Ante una pregunta puntual del tribunal acerca sí las empresas que fueron elegidas para realizar la red cloacal tenían capacidad, Oppezzo opinó que no. El consultor aseguró que las constructoras tenían falencias técnicas y económicas. En su testimonio puso como ejemplo que por sugerencia de su consultora muchas veces reclamaba que se usaban determinados equipos para una tarea especifica y a veces se colocaban equipamientos inservibles. Según Oppezzo, tanto ILKA como Consnor no tenían estructura para enfrentar la obra ni reunían antecedentes.

El consultor explicó que su trabajo se dividió en dos intervenciones. En la primera, la municipalidad de Alvear le solicitó un "estudio técnico" de tres proyectos para construir la red cloacal. De acuerdo al detalle brindado a los jueces, esa labor se realizó hacia agosto de 1998 y fue un aporte sobre cual propuesta sería la más conveniente para la localidad. La consultora de Oppezzo fue requerida de nuevo para los primeros meses de 1999 para hacer una "supervisión técnica de la obra".

Ante el tribunal precisó que se elaboraban informes sobre el avance de los trabajos y dijo que su equipo de trabajo fueron los "últimos en irse" de Alvear. Las dos empresas habían licenciado al personal en diciembre de 1999 y nunca más regresaron. Oppezzo agregó que debían trabajar por diez meses, pero ese plazo se extendió por un año y reveló que la municipalidad le pagó sólo seis meses. El resto nunca lo pudo cobrar.

Locuaz.

El testigo, a pesar de algunas contradicciones y una enfermedad crónica que lo acompaña, se mostró más locuaz que los anteriores, aunque vacilante en varios pasajes. Cuando los jueces quisieron saber si dentro de la tarea de consultor estaba la de fijar el presupuesto de obra, Oppezzo afirmó que sólo debían dar "sustento técnico" y que jamás lo requirieron para analizar el costo.
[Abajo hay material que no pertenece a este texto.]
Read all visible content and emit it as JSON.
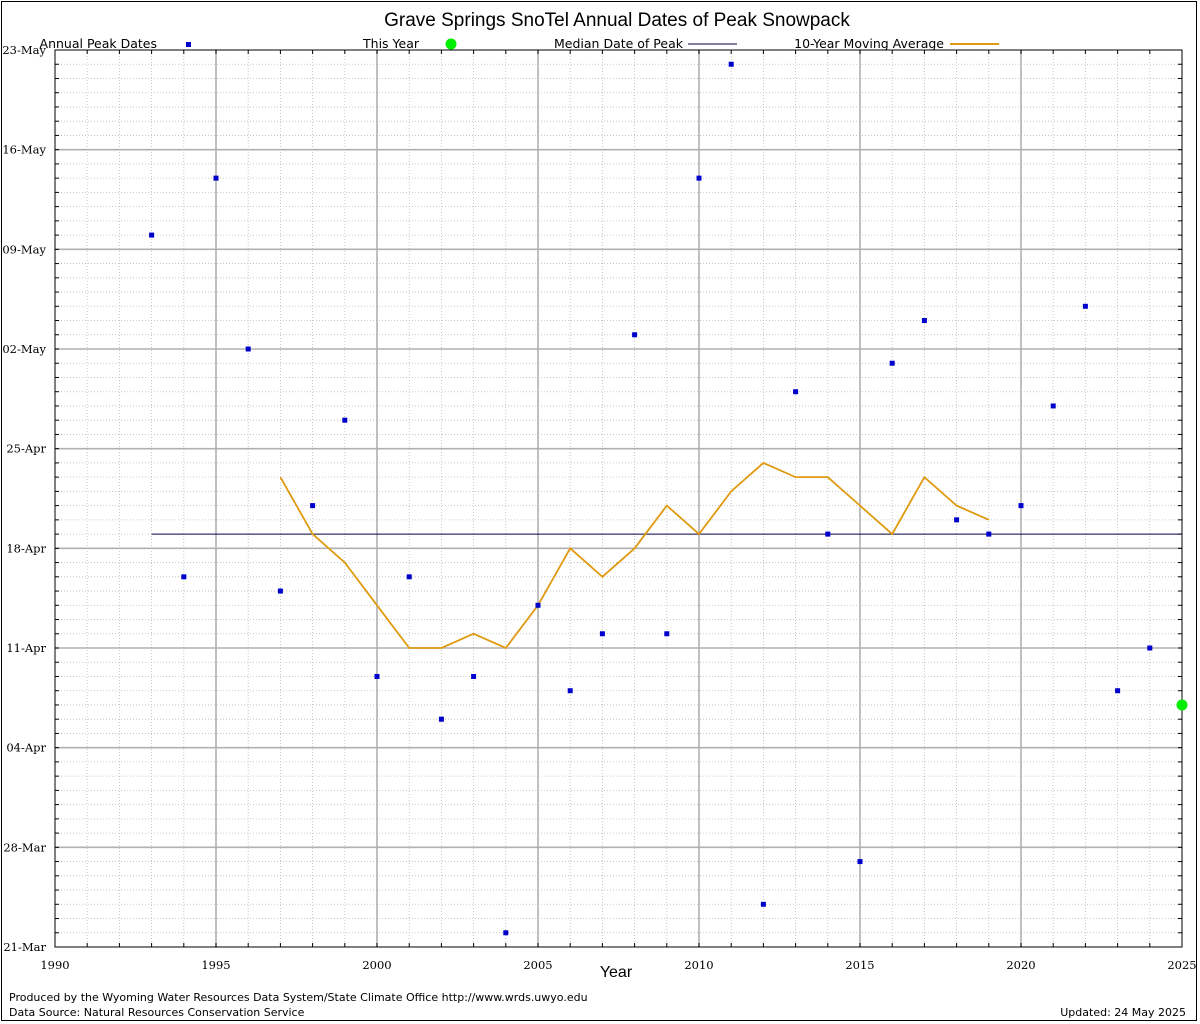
{
  "chart_data": {
    "type": "scatter",
    "title": "Grave Springs SnoTel Annual Dates of Peak Snowpack",
    "xlabel": "Year",
    "ylabel": "",
    "xlim": [
      1990,
      2025
    ],
    "x_ticks": [
      1990,
      1995,
      2000,
      2005,
      2010,
      2015,
      2020,
      2025
    ],
    "ylim": [
      "21-Mar",
      "23-May"
    ],
    "y_ticks": [
      "21-Mar",
      "28-Mar",
      "04-Apr",
      "11-Apr",
      "18-Apr",
      "25-Apr",
      "02-May",
      "09-May",
      "16-May",
      "23-May"
    ],
    "grid": true,
    "legend_position": "top",
    "series": [
      {
        "name": "Annual Peak Dates",
        "style": "points",
        "color": "#0000cc",
        "points": [
          {
            "x": 1993,
            "y": "10-May"
          },
          {
            "x": 1994,
            "y": "16-Apr"
          },
          {
            "x": 1995,
            "y": "14-May"
          },
          {
            "x": 1996,
            "y": "02-May"
          },
          {
            "x": 1997,
            "y": "15-Apr"
          },
          {
            "x": 1998,
            "y": "21-Apr"
          },
          {
            "x": 1999,
            "y": "27-Apr"
          },
          {
            "x": 2000,
            "y": "09-Apr"
          },
          {
            "x": 2001,
            "y": "16-Apr"
          },
          {
            "x": 2002,
            "y": "06-Apr"
          },
          {
            "x": 2003,
            "y": "09-Apr"
          },
          {
            "x": 2004,
            "y": "22-Mar"
          },
          {
            "x": 2005,
            "y": "14-Apr"
          },
          {
            "x": 2006,
            "y": "08-Apr"
          },
          {
            "x": 2007,
            "y": "12-Apr"
          },
          {
            "x": 2008,
            "y": "03-May"
          },
          {
            "x": 2009,
            "y": "12-Apr"
          },
          {
            "x": 2010,
            "y": "14-May"
          },
          {
            "x": 2011,
            "y": "22-May"
          },
          {
            "x": 2012,
            "y": "24-Mar"
          },
          {
            "x": 2013,
            "y": "29-Apr"
          },
          {
            "x": 2014,
            "y": "19-Apr"
          },
          {
            "x": 2015,
            "y": "27-Mar"
          },
          {
            "x": 2016,
            "y": "01-May"
          },
          {
            "x": 2017,
            "y": "04-May"
          },
          {
            "x": 2018,
            "y": "20-Apr"
          },
          {
            "x": 2019,
            "y": "19-Apr"
          },
          {
            "x": 2020,
            "y": "21-Apr"
          },
          {
            "x": 2021,
            "y": "28-Apr"
          },
          {
            "x": 2022,
            "y": "05-May"
          },
          {
            "x": 2023,
            "y": "08-Apr"
          },
          {
            "x": 2024,
            "y": "11-Apr"
          }
        ]
      },
      {
        "name": "This Year",
        "style": "points",
        "color": "#00ee00",
        "points": [
          {
            "x": 2025,
            "y": "07-Apr"
          }
        ]
      },
      {
        "name": "Median Date of Peak",
        "style": "line",
        "color": "#000044",
        "points": [
          {
            "x": 1993,
            "y": "19-Apr"
          },
          {
            "x": 2025,
            "y": "19-Apr"
          }
        ]
      },
      {
        "name": "10-Year Moving Average",
        "style": "line",
        "color": "#e09a10",
        "points": [
          {
            "x": 1997,
            "y": "23-Apr"
          },
          {
            "x": 1998,
            "y": "19-Apr"
          },
          {
            "x": 1999,
            "y": "17-Apr"
          },
          {
            "x": 2000,
            "y": "14-Apr"
          },
          {
            "x": 2001,
            "y": "11-Apr"
          },
          {
            "x": 2002,
            "y": "11-Apr"
          },
          {
            "x": 2003,
            "y": "12-Apr"
          },
          {
            "x": 2004,
            "y": "11-Apr"
          },
          {
            "x": 2005,
            "y": "14-Apr"
          },
          {
            "x": 2006,
            "y": "18-Apr"
          },
          {
            "x": 2007,
            "y": "16-Apr"
          },
          {
            "x": 2008,
            "y": "18-Apr"
          },
          {
            "x": 2009,
            "y": "21-Apr"
          },
          {
            "x": 2010,
            "y": "19-Apr"
          },
          {
            "x": 2011,
            "y": "22-Apr"
          },
          {
            "x": 2012,
            "y": "24-Apr"
          },
          {
            "x": 2013,
            "y": "23-Apr"
          },
          {
            "x": 2014,
            "y": "23-Apr"
          },
          {
            "x": 2015,
            "y": "21-Apr"
          },
          {
            "x": 2016,
            "y": "19-Apr"
          },
          {
            "x": 2017,
            "y": "23-Apr"
          },
          {
            "x": 2018,
            "y": "21-Apr"
          },
          {
            "x": 2019,
            "y": "20-Apr"
          }
        ]
      }
    ]
  },
  "footer": {
    "credit": "Produced by the Wyoming Water Resources Data System/State Climate Office http://www.wrds.uwyo.edu",
    "source": "Data Source: Natural Resources Conservation Service",
    "updated": "Updated: 24 May 2025"
  }
}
Para el profesional, la capacidad técnica de las empresas, la trayectoria y solvencia para enfrentar la obra pública son elementos de peso al momento de seleccionar quién debe realizar el proyecto.
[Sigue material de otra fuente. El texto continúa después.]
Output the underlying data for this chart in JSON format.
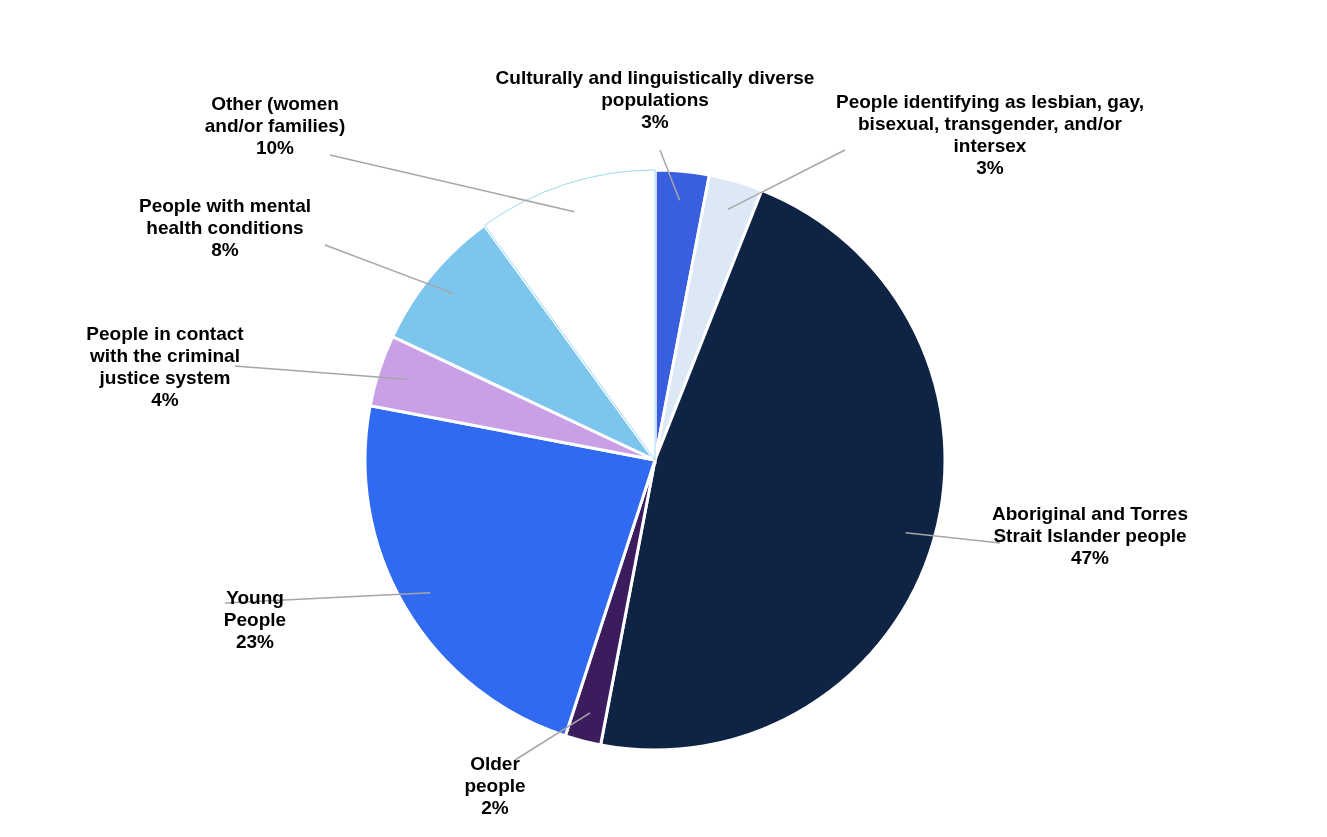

Según su opinión, tanto ILKA construcciones, como Consnor nunca conformaron una "verdadera UTE" (unión transitoria de empresas), ya que funcionaban en Alvear como "empresas independientes". En otro tramo de su testimonio, Oppezzo desdijo a Luis Moldovan, dueño de ILKA. El empresario había asegurado el miércoles que ellos tenían la responsabilidad de realizar el 16 por ciento de la obra de cloacas. Para el consultor, los trabajos con Consnor estaban repartidos en un porcentaje más parejo.

Uno de los puntos que no quedó claro fue cómo el municipio llegó hasta la consultora de Oppezzo. En el primer día de audiencia, Oscar Pepa había asegurado que fue el entonces subsecretario de Obras Públicas durante el marinismo, Raúl "Tuti" Rodríguez, la persona que les sugirió consultar al ingeniero Oppezzo. Ayer, el propio Oppezzo dijo no recordar cómo se inició el contacto. "Creo que me llamaron por teléfono", declaró.

Técnicos.

El presidente del tribunal, Alfredo Alonso, quiso saber si el Gobierno provincial tenía técnicos capacitados para proyectar la obra sin ayuda de terceros y, de esta manera, abaratar costos. Oppezzo respondió que sí. El consultor también coincidió en el porcentaje de avance de obra, que fue estimado en un 55 por ciento por el ingeniero José Ormaechea, aunque al principio de su testimonio había señalado que la obra estaba bastante avanzada.

Cuando se mencionaron los equipos electromecánicos importados, valuados en unos tres millones de dólares, y que nunca fueron vistos en Alvear, Oppezzo debió admitir que jamás los vio y que todo lo que sabía del equipamiento fue a través de terceros.

La audiencia de ayer había comenzado con una breve declaración de Marta Petisco, quien fuera secretaria privada de Oscar Pepa en la última gestión municipal. Su aporte fue casi nulo y en menos de diez minutos abandonó el recinto. Otros tres testigos, Alfredo Reale, socio de Oppezzo, José Ormaechea y Hugo Carril no se presentaron. Se presume por un problema en la entrega de las citaciones, aunque no se descarta hacerlos comparecer mediante la fuerza pública.